A report released today by the Congressional Budget Office (CBO) said that corn-based ethanol added between a 0.5 and 0.8 percentage points of the 5.1 percent increase in food prices in 2008. (As measured by the consumer price index. The study used figures between April 2007 to April 2008.)
In other words, if you bought $100 worth of groceries, CBO says that ethanol added between 50 and 80 cents to the cost. Yes - a mere 50 to 80 cents.
So what was responsible for the other 4.3-4.6 percentage points - the other 84-90 percent of the increase?
CBO said other factors had a larger role in food prices - particularly higher energy costs (remember oil at $140 and gas at $4/gallon?).

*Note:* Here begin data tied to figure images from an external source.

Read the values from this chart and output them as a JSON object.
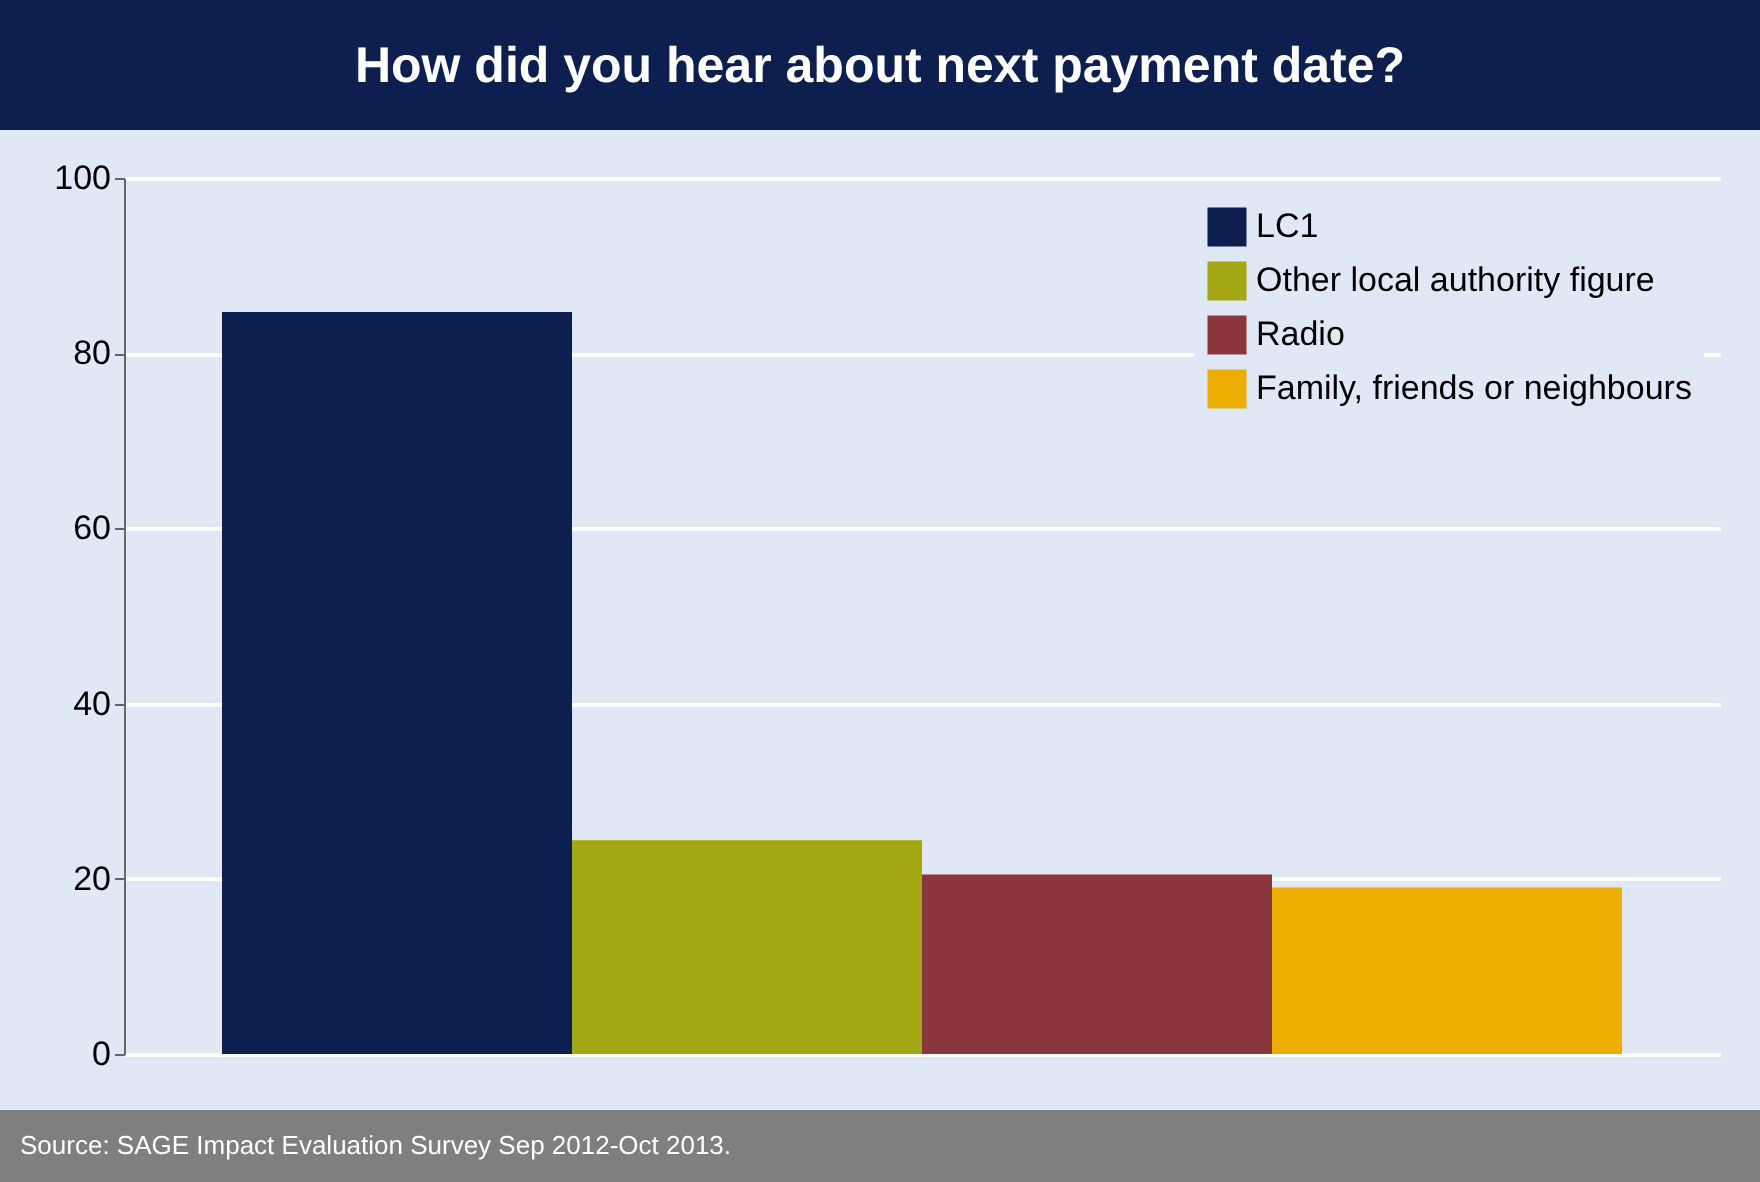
{
  "chart_data": {
    "type": "bar",
    "title": "How did you hear about next payment date?",
    "categories": [
      null
    ],
    "series": [
      {
        "name": "LC1",
        "color": "#0d1f4f",
        "values": [
          84.7
        ]
      },
      {
        "name": "Other local authority figure",
        "color": "#a3a713",
        "values": [
          24.4
        ]
      },
      {
        "name": "Radio",
        "color": "#8b363c",
        "values": [
          20.5
        ]
      },
      {
        "name": "Family, friends or neighbours",
        "color": "#edad00",
        "values": [
          19
        ]
      }
    ],
    "ylim": [
      0,
      100
    ],
    "yticks": [
      0,
      20,
      40,
      60,
      80,
      100
    ],
    "grid": "y",
    "legend": "top right",
    "tick_labels": "y",
    "annotations": [
      "Source: SAGE Impact Evaluation Survey Sep 2012-Oct 2013."
    ]
  }
}
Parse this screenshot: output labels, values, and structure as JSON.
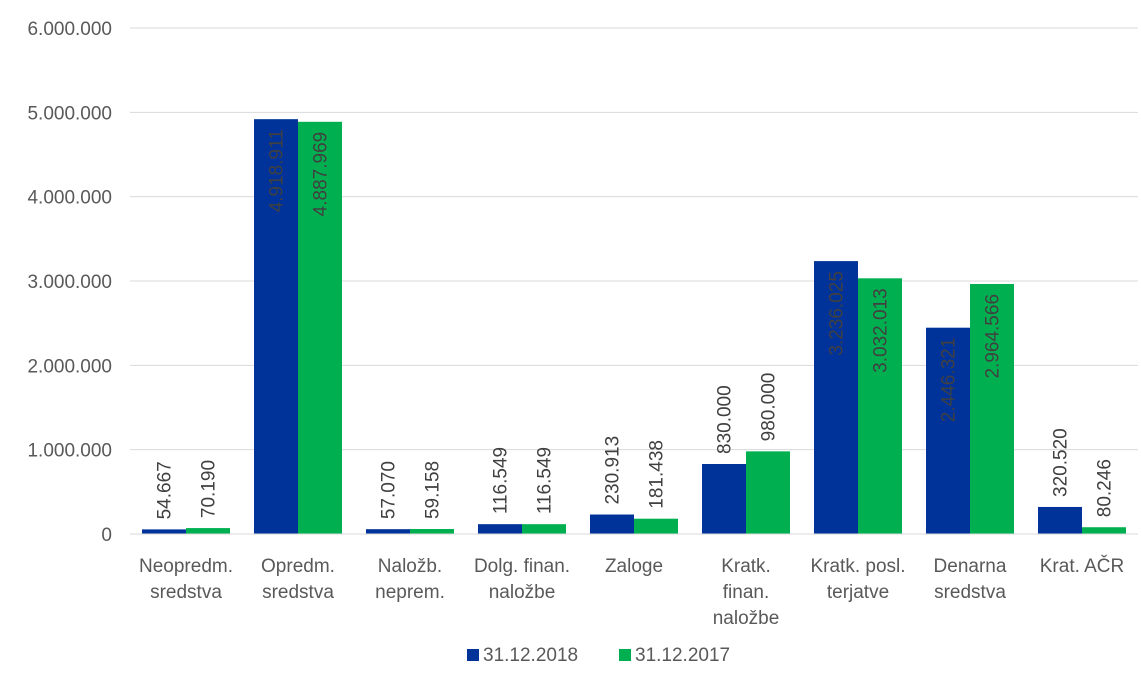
{
  "chart_data": {
    "type": "bar",
    "title": "",
    "xlabel": "",
    "ylabel": "",
    "ylim": [
      0,
      6000000
    ],
    "y_ticks": [
      {
        "value": 0,
        "label": "0"
      },
      {
        "value": 1000000,
        "label": "1.000.000"
      },
      {
        "value": 2000000,
        "label": "2.000.000"
      },
      {
        "value": 3000000,
        "label": "3.000.000"
      },
      {
        "value": 4000000,
        "label": "4.000.000"
      },
      {
        "value": 5000000,
        "label": "5.000.000"
      },
      {
        "value": 6000000,
        "label": "6.000.000"
      }
    ],
    "grid": true,
    "legend_position": "bottom",
    "categories": [
      [
        "Neopredm.",
        "sredstva"
      ],
      [
        "Opredm.",
        "sredstva"
      ],
      [
        "Naložb.",
        "neprem."
      ],
      [
        "Dolg. finan.",
        "naložbe"
      ],
      [
        "Zaloge"
      ],
      [
        "Kratk.",
        "finan.",
        "naložbe"
      ],
      [
        "Kratk. posl.",
        "terjatve"
      ],
      [
        "Denarna",
        "sredstva"
      ],
      [
        "Krat. AČR"
      ]
    ],
    "series": [
      {
        "name": "31.12.2018",
        "color": "#003399",
        "values": [
          54667,
          4918911,
          57070,
          116549,
          230913,
          830000,
          3236025,
          2446321,
          320520
        ],
        "labels": [
          "54.667",
          "4.918.911",
          "57.070",
          "116.549",
          "230.913",
          "830.000",
          "3.236.025",
          "2.446.321",
          "320.520"
        ]
      },
      {
        "name": "31.12.2017",
        "color": "#00b050",
        "values": [
          70190,
          4887969,
          59158,
          116549,
          181438,
          980000,
          3032013,
          2964566,
          80246
        ],
        "labels": [
          "70.190",
          "4.887.969",
          "59.158",
          "116.549",
          "181.438",
          "980.000",
          "3.032.013",
          "2.964.566",
          "80.246"
        ]
      }
    ]
  }
}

Corn growers and ethanol companies had said all along that oil/energy had a much bigger impact on food prices than did corn ethanol. And that there was plenty of corn to go around.
The Grocery Manufacturers Association - the Grocery Gang - however, blamed corn and ethanol behind price hikes - at the same time most of its members were raking in outstanding profits.
Here's a comment from DTN's Chris Clayton (from his blog): I'm shocked that this wasn't on the front of the New York Times today. And I'm waiting for the Grocery Manufacturers Association to issue a news release saying "Our bad."
CBO also provided a bit of info on the environmental impact of ethanol - citing Argonne National Laboratory that the production, distribution and consumption of ethanol creates about 20 percent fewer greenhouse gas emissions than the equivalent processes for gasoline. That means a reduction of about 14 million metric tons of carbon dioxide and equivalent gases in 2008.
As Clayton concluded: In other words, the CBO basically stated in its report Wednesday that the impact of ethanol on food prices has been over-inflated by critics using ethanol is better for the environment than gasoline.